Mrs Galbraith was ready for him. ‘Please also bear in mind that real casualties wouldn’t be half so cheeky as this lot.’
‘Don’t put money on it, lass,’ said Peter MacMillan. She moved on to the next
patient, once more doing her best to look stern, but clearly delighted that Peter MacMillan had addressed her as lass.
The next casualties were a man and a woman lying next to each other on camp beds. Her leg had been put in a splint and he, like Peter MacMillan, had a bandage around his forehead. The bandage looked startlingly white against his thick dark hair. The two of them were chatting quietly to each other, oblivious to the approach of the stretcher party.
Many of the volunteer casualties were talking among themselves. What was different about this couple was the concentration they were giving each other.
As Liz watched, the man lifted one hand and stroked a strand of the woman’s chestnut-coloured hair behind her ear. The smile she gave him in response was very tender. They’re in love, thought Liz.
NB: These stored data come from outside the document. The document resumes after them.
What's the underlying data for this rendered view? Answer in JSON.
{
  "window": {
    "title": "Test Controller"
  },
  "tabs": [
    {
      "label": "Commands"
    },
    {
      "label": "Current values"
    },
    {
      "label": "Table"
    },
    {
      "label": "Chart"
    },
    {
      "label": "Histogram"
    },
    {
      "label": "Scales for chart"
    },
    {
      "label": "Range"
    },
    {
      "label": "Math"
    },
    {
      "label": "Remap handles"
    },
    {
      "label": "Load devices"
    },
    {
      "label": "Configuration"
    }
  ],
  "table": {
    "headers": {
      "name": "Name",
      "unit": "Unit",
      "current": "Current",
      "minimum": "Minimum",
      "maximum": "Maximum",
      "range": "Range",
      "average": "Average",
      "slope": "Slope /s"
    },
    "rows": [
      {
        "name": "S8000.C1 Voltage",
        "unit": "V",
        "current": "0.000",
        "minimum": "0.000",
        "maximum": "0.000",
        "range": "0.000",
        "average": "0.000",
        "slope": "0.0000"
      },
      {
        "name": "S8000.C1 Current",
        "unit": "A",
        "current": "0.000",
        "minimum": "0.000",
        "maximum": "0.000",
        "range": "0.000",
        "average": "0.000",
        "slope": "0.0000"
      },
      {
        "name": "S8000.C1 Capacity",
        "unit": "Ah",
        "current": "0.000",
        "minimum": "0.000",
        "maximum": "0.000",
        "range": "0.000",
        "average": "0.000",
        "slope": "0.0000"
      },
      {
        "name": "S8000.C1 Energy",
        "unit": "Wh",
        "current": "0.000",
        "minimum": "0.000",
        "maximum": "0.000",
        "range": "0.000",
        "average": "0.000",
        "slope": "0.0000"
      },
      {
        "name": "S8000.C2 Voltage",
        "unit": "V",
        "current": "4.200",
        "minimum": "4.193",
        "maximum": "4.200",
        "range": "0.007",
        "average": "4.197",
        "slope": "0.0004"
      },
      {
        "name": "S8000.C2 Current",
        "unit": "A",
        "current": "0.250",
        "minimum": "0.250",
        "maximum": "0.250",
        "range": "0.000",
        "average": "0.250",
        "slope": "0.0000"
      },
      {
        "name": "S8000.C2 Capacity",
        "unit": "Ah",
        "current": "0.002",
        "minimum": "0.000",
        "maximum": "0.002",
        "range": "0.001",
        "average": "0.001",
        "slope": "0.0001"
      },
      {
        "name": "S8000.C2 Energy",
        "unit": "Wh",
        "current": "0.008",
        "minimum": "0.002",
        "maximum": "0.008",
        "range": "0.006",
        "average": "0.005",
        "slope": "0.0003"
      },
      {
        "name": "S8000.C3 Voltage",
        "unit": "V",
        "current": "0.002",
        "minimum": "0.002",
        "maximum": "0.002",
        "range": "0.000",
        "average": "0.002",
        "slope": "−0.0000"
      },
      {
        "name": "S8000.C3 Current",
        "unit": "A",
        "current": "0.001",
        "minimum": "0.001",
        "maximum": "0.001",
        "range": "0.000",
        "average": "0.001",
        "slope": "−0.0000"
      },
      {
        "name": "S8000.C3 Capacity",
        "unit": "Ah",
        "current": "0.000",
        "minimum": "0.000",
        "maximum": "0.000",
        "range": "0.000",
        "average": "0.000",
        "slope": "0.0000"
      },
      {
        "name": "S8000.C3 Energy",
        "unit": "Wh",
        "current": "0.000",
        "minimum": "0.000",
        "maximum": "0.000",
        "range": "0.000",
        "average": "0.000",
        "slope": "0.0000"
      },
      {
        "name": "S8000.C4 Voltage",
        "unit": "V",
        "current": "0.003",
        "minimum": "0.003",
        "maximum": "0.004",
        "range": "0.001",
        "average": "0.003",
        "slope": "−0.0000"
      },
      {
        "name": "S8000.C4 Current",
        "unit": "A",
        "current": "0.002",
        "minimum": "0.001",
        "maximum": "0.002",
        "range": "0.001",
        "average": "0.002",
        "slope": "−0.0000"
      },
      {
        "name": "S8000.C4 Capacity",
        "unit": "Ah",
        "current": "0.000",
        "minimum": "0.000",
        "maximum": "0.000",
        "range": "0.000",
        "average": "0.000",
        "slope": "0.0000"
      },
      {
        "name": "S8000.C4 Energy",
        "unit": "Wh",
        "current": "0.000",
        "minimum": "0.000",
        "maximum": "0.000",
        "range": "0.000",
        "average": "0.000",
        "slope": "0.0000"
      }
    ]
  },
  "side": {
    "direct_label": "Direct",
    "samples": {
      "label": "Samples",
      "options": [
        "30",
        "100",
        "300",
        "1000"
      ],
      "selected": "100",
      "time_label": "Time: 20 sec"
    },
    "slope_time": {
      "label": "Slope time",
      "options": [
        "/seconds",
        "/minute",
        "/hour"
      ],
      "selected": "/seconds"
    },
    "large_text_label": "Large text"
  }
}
It was like something you saw at the pictures. And they had to be nearly thirty years old...
Mrs Galbraith coughed. The pair on the camp beds turned their faces up to the group, expressions of intelligent interest and readiness to be helpful on their faces.
Mrs Galbraith went through the imagined injuries and the way they had been dealt with, then smiled at the couple.
‘Right then, once you’ve had the bandages removed, please do have something to eat. And thank you once again very much for coming, Mr and Mrs... ?’
‘Baxter,’ said the woman, smiling in response. ‘And you’re very welcome.’ She looked at her husband. ‘Aren’t they, Robbie?’
‘Oh, good grief,’ said Liz. ‘Whose brilliant idea was it to spread this over a whole day? We’re going to be dead on our feet by the end of it and it’s not even dinner-time yet.’
It had been decided that the volunteers should take their lunch breaks in two batches before returning for an afternoon session. Liz and Helen weren’t due to be off duty until one o’clock, and it was only twelve now.
‘What?’
Liz turned to Helen. She had made the oddest noise - something like a mouse’s squeak. She was staring across the hall, watching the young man who had just appeared.